The New Zealanders found that England was not dying on its feet, as had been rumoured, but that it was a country of courageous civilian communities, who met the blatant self-assurance of some of the Anzacs with a kindly display of courtesy, interest, and hospitality. Great men and cottagers alike opened their hearts to the wearers of those strange hats, and the London Press lauded these distant kinsmen.

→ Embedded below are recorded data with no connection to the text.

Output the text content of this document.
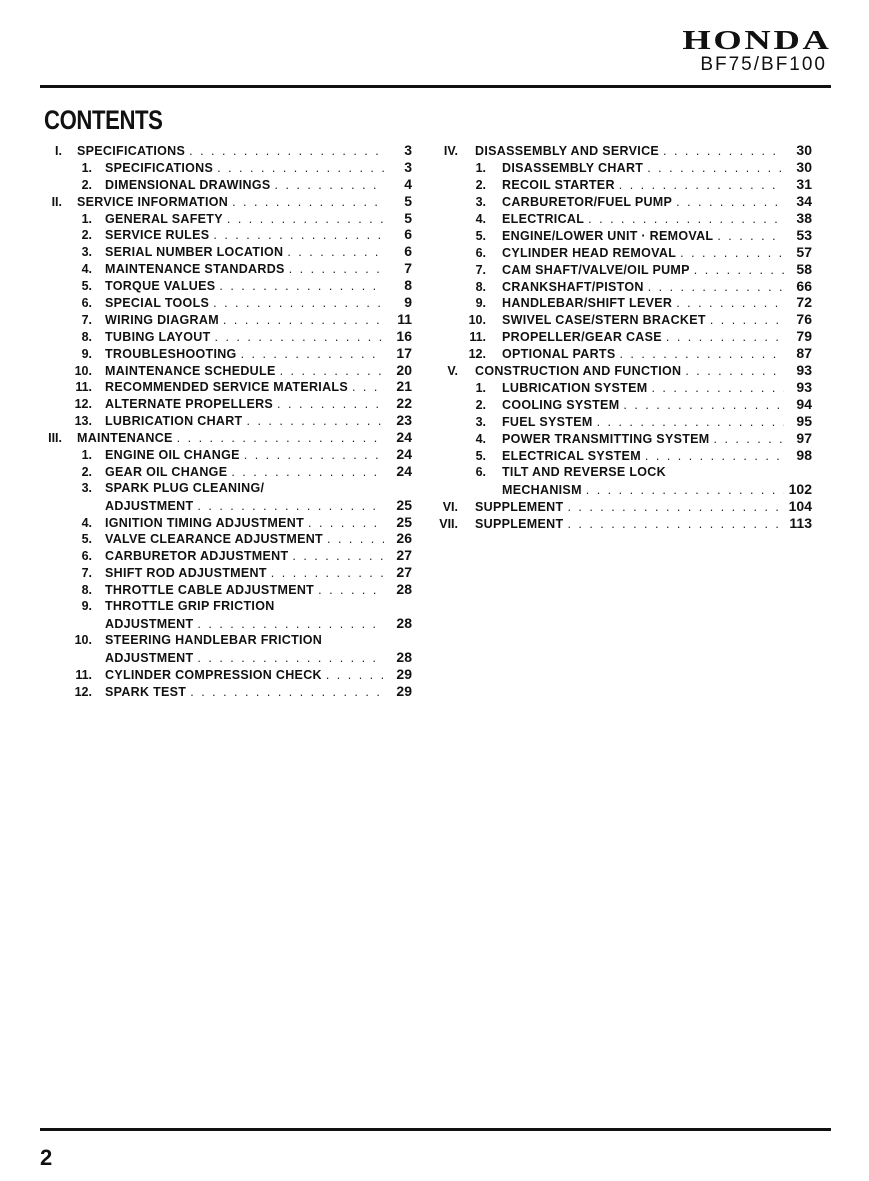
HONDA
BF75/BF100
CONTENTS
I.	SPECIFICATIONS . . .	3
1.	SPECIFICATIONS . . .	3
2.	DIMENSIONAL DRAWINGS . . .	4
II.	SERVICE INFORMATION . . .	5
1.	GENERAL SAFETY . . .	5
2.	SERVICE RULES . . .	6
3.	SERIAL NUMBER LOCATION . . .	6
4.	MAINTENANCE STANDARDS . . .	7
5.	TORQUE VALUES . . .	8
6.	SPECIAL TOOLS . . .	9
7.	WIRING DIAGRAM . . .	11
8.	TUBING LAYOUT . . .	16
9.	TROUBLESHOOTING . . .	17
10.	MAINTENANCE SCHEDULE . . .	20
11.	RECOMMENDED SERVICE MATERIALS . . .	21
12.	ALTERNATE PROPELLERS . . .	22
13.	LUBRICATION CHART . . .	23
III.	MAINTENANCE . . .	24
1.	ENGINE OIL CHANGE . . .	24
2.	GEAR OIL CHANGE . . .	24
3.	SPARK PLUG CLEANING/
ADJUSTMENT . . .	25
4.	IGNITION TIMING ADJUSTMENT . . .	25
5.	VALVE CLEARANCE ADJUSTMENT . . .	26
6.	CARBURETOR ADJUSTMENT . . .	27
7.	SHIFT ROD ADJUSTMENT . . .	27
8.	THROTTLE CABLE ADJUSTMENT . . .	28
9.	THROTTLE GRIP FRICTION
ADJUSTMENT . . .	28
10.	STEERING HANDLEBAR FRICTION
ADJUSTMENT . . .	28
11.	CYLINDER COMPRESSION CHECK . . .	29
12.	SPARK TEST . . .	29
IV.	DISASSEMBLY AND SERVICE . . .	30
1.	DISASSEMBLY CHART . . .	30
2.	RECOIL STARTER . . .	31
3.	CARBURETOR/FUEL PUMP . . .	34
4.	ELECTRICAL . . .	38
5.	ENGINE/LOWER UNIT · REMOVAL . . .	53
6.	CYLINDER HEAD REMOVAL . . .	57
7.	CAM SHAFT/VALVE/OIL PUMP . . .	58
8.	CRANKSHAFT/PISTON . . .	66
9.	HANDLEBAR/SHIFT LEVER . . .	72
10.	SWIVEL CASE/STERN BRACKET . . .	76
11.	PROPELLER/GEAR CASE . . .	79
12.	OPTIONAL PARTS . . .	87
V.	CONSTRUCTION AND FUNCTION . . .	93
1.	LUBRICATION SYSTEM . . .	93
2.	COOLING SYSTEM . . .	94
3.	FUEL SYSTEM . . .	95
4.	POWER TRANSMITTING SYSTEM . . .	97
5.	ELECTRICAL SYSTEM . . .	98
6.	TILT AND REVERSE LOCK
MECHANISM . . .	102
VI.	SUPPLEMENT . . .	104
VII.	SUPPLEMENT . . .	113
2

The threat of invasion hung over England; to fit themselves for the active role they had been allotted should it come, the troops of the Second Echelon worked day and night. Their morale was high even if they were short of equipment. The New Zealand troops were inspected on 6 July by the King, who showed the greatest interest in the training of the various units. At the conclusion of page 55 the inspection he requested that an order be issued telling the men that he had enjoyed being among New Zealanders again and had been impressed by their fine physique, keenness, and determined demeanour. Six of the sisters had the honour of lunching with him in a marquee—a simple wartime meal, but capped with luscious raspberries and cream. All were impressed by His Majesty's amiability, and he particularly complimented the sisters on their grey uniforms.